The teams that close that gap are doing three things that the struggling ones are not: they pick a single workflow with a measurable unit of output (tickets routed, hours saved, drafts reviewed), they instrument it before they ship it, and they define what "human takeover" looks like before an agent ever touches production. That last one is the most skipped. Most agent failures don't start with a bad model - they start with no one knowing what to do when the agent gets confused.
The Spend Will Keep Rising. The Cancellations Will Too.
Gartner's figures put purpose-built AI agent software at $86.4 billion in 2025, rising to $206.5 billion in 2026 - roughly +139% in a single year - and then to $376.3 billion in 2027, an +82% step. That 2026 growth rate is nearly triple the +47% growth of the overall AI total, meaning agents are the fastest-growing category even within an already-booming market.
None of that spending eliminates the scoping problem. A bigger budget for agents that aren't tied to a measurable outcome just produces a more expensive cancelled project. The deployment gap won't close because the numbers get bigger - it will close when teams stop treating "we deployed an agent" as the milestone and start treating "we measured what the agent changed" as the milestone.
For teams working in Slack or Microsoft Teams, the most tractable version of this problem is also the most immediate: what does the agent actually hand back to the person who asked? A teammate like Beagle is useful because the output lands where the work already happens - in the channel, tied to the context that triggered it. But the same rule applies: the agent has to close a loop that was measurable before it ran.
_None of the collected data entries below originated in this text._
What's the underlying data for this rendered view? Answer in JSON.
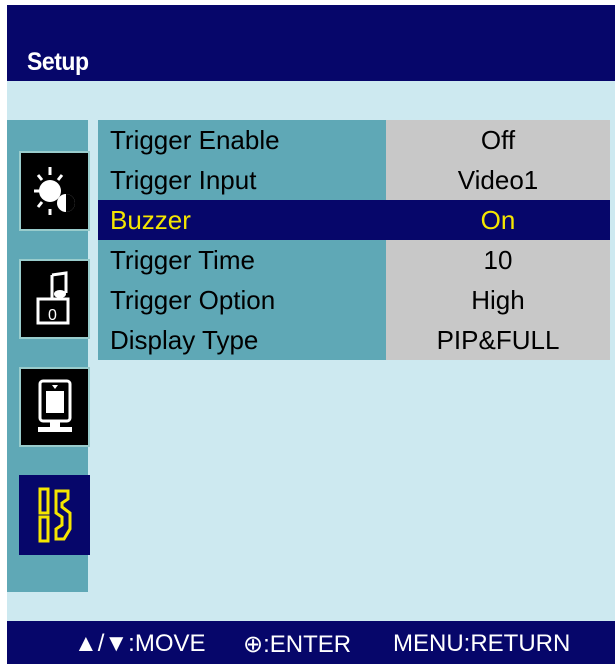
{
  "header": {
    "title": "Setup"
  },
  "sidebar": {
    "icons": [
      {
        "name": "picture-icon"
      },
      {
        "name": "sound-icon"
      },
      {
        "name": "pip-icon"
      },
      {
        "name": "setup-tools-icon",
        "active": true
      }
    ]
  },
  "menu": {
    "rows": [
      {
        "label": "Trigger Enable",
        "value": "Off"
      },
      {
        "label": "Trigger Input",
        "value": "Video1"
      },
      {
        "label": "Buzzer",
        "value": "On",
        "selected": true
      },
      {
        "label": "Trigger Time",
        "value": "10"
      },
      {
        "label": "Trigger Option",
        "value": "High"
      },
      {
        "label": "Display Type",
        "value": "PIP&FULL"
      }
    ]
  },
  "footer": {
    "move": "▲/▼:MOVE",
    "enter": "⊕:ENTER",
    "return": "MENU:RETURN"
  },
  "colors": {
    "header_bg": "#06066a",
    "body_bg": "#cde9f0",
    "label_bg": "#5fa8b6",
    "value_bg": "#c8c8c8",
    "selected_text": "#f5e600"
  }
}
Because autonomy will increase for both machines and people, and the need for people will go up, not down, Gartner predicts that autonomous business will be a net-positive job creator by 2028 to 2029, driven by new forms of work that AI cannot absorb. "Long term, autonomous business will create more work for humans, not less. Lasting structural factors such as demographic decline and high-stakes, trust-dependent consumer moments will ensure human talent remains central to running, governing and scaling autonomous business."
That's the longer arc. But in the shorter one - the one your team is living right now - the question is simpler: does your agent do one thing well enough to measure, or does it do many things well enough to demo? The gap between those two answers is where the 40% cancellation rate lives.